The school's showcase exhibit, Micro-Robotics for Eye Surgery, will explore the super-human capabilities of robots to perform operations in tiny and delicate spaces such as the human eye.
Visitors will be able to learn how new micro-surgical robotic systems are being developed that can operate within the human retina and could be used for cutting-edge procedures including delivering regenerative STEM-cell therapies to restore sight to people with conditions such as age related macular degeneration.
Researchers at the School of Biomedical Engineering & Imaging Sciences aim to improve surgical practice by developing robots that allow surgeons to operate under the most challenging of scenarios.
Flexible micro-robots can provide increased dexterity, better visualisation, superhuman sensing capabilities and enable surgeons to carry out challenging and even previously impossible interventions.

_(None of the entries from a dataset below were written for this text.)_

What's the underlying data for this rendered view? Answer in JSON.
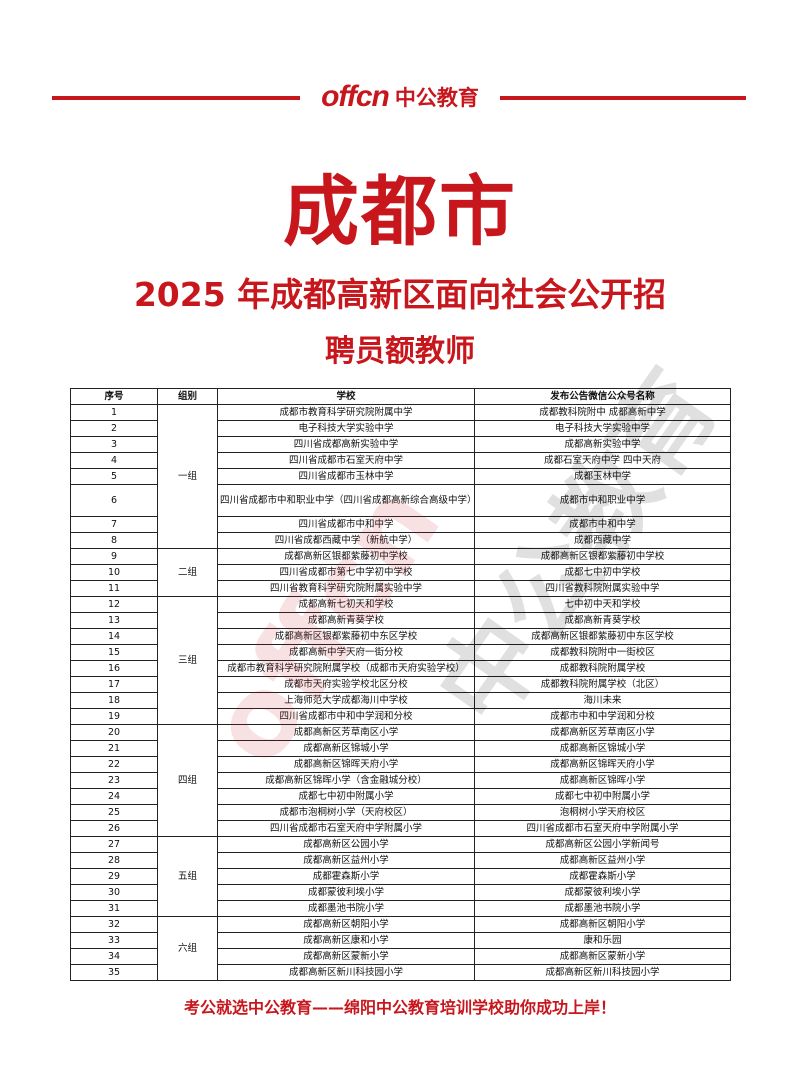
{
  "header": {
    "logo_en": "offcn",
    "logo_cn": "中公教育"
  },
  "title": "成都市",
  "subtitle_line1": "2025 年成都高新区面向社会公开招",
  "subtitle_line2": "聘员额教师",
  "table": {
    "columns": [
      "序号",
      "组别",
      "学校",
      "发布公告微信公众号名称"
    ],
    "groups": [
      {
        "name": "一组",
        "rows": [
          [
            "1",
            "成都市教育科学研究院附属中学",
            "成都教科院附中 成都高新中学"
          ],
          [
            "2",
            "电子科技大学实验中学",
            "电子科技大学实验中学"
          ],
          [
            "3",
            "四川省成都高新实验中学",
            "成都高新实验中学"
          ],
          [
            "4",
            "四川省成都市石室天府中学",
            "成都石室天府中学 四中天府"
          ],
          [
            "5",
            "四川省成都市玉林中学",
            "成都玉林中学"
          ],
          [
            "6",
            "四川省成都市中和职业中学（四川省成都高新综合高级中学）",
            "成都市中和职业中学"
          ],
          [
            "7",
            "四川省成都市中和中学",
            "成都市中和中学"
          ],
          [
            "8",
            "四川省成都西藏中学（新航中学）",
            "成都西藏中学"
          ]
        ]
      },
      {
        "name": "二组",
        "rows": [
          [
            "9",
            "成都高新区银都紫藤初中学校",
            "成都高新区银都紫藤初中学校"
          ],
          [
            "10",
            "四川省成都市第七中学初中学校",
            "成都七中初中学校"
          ],
          [
            "11",
            "四川省教育科学研究院附属实验中学",
            "四川省教科院附属实验中学"
          ]
        ]
      },
      {
        "name": "三组",
        "rows": [
          [
            "12",
            "成都高新七初天和学校",
            "七中初中天和学校"
          ],
          [
            "13",
            "成都高新青葵学校",
            "成都高新青葵学校"
          ],
          [
            "14",
            "成都高新区银都紫藤初中东区学校",
            "成都高新区银都紫藤初中东区学校"
          ],
          [
            "15",
            "成都高新中学天府一街分校",
            "成都教科院附中一街校区"
          ],
          [
            "16",
            "成都市教育科学研究院附属学校（成都市天府实验学校）",
            "成都教科院附属学校"
          ],
          [
            "17",
            "成都市天府实验学校北区分校",
            "成都教科院附属学校（北区）"
          ],
          [
            "18",
            "上海师范大学成都海川中学校",
            "海川未来"
          ],
          [
            "19",
            "四川省成都市中和中学润和分校",
            "成都市中和中学润和分校"
          ]
        ]
      },
      {
        "name": "四组",
        "rows": [
          [
            "20",
            "成都高新区芳草南区小学",
            "成都高新区芳草南区小学"
          ],
          [
            "21",
            "成都高新区锦城小学",
            "成都高新区锦城小学"
          ],
          [
            "22",
            "成都高新区锦晖天府小学",
            "成都高新区锦晖天府小学"
          ],
          [
            "23",
            "成都高新区锦晖小学（含金融城分校）",
            "成都高新区锦晖小学"
          ],
          [
            "24",
            "成都七中初中附属小学",
            "成都七中初中附属小学"
          ],
          [
            "25",
            "成都市泡桐树小学（天府校区）",
            "泡桐树小学天府校区"
          ],
          [
            "26",
            "四川省成都市石室天府中学附属小学",
            "四川省成都市石室天府中学附属小学"
          ]
        ]
      },
      {
        "name": "五组",
        "rows": [
          [
            "27",
            "成都高新区公园小学",
            "成都高新区公园小学新闻号"
          ],
          [
            "28",
            "成都高新区益州小学",
            "成都高新区益州小学"
          ],
          [
            "29",
            "成都霍森斯小学",
            "成都霍森斯小学"
          ],
          [
            "30",
            "成都蒙彼利埃小学",
            "成都蒙彼利埃小学"
          ],
          [
            "31",
            "成都墨池书院小学",
            "成都墨池书院小学"
          ]
        ]
      },
      {
        "name": "六组",
        "rows": [
          [
            "32",
            "成都高新区朝阳小学",
            "成都高新区朝阳小学"
          ],
          [
            "33",
            "成都高新区康和小学",
            "康和乐园"
          ],
          [
            "34",
            "成都高新区蒙新小学",
            "成都高新区蒙新小学"
          ],
          [
            "35",
            "成都高新区新川科技园小学",
            "成都高新区新川科技园小学"
          ]
        ]
      }
    ]
  },
  "footer": "考公就选中公教育——绵阳中公教育培训学校助你成功上岸！",
  "watermark": "offcn 中公教育",
  "colors": {
    "brand_red": "#c8161d"
  }
}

We highly value being invited to take part in this fantastic event. This is a great opportunity for our School to show the public our work in developing transformative medical technologies and creating better healthcare outcomes for patients, and to hear their input and ideas in return.Professor Sebastien Ourselin FREng, Head of School of Biomedical Engineering & Imaging Sciences (BMEIS
The history of the Royal Society Summer Science Exhibition dates back to 1778, when the then President of the Society, Joseph Banks, started ‘Conversaziones’ later known as the Soirées. Visitors in 1896 had their hands x-rayed while those in 1910 could view novel pictures of Halley’s Comet. New technology such as Thomas Edison’s incandescent lamps were exhibited in 1889 while Captain Scott’s Terra Nova expedition to Antarctica in 1914 showcased natural history specimens.
Visitors today will be able to enjoy a varied programme of exhibits, talks, late-night events and activities from over three hundred scientists over the course of the exhibition's six days.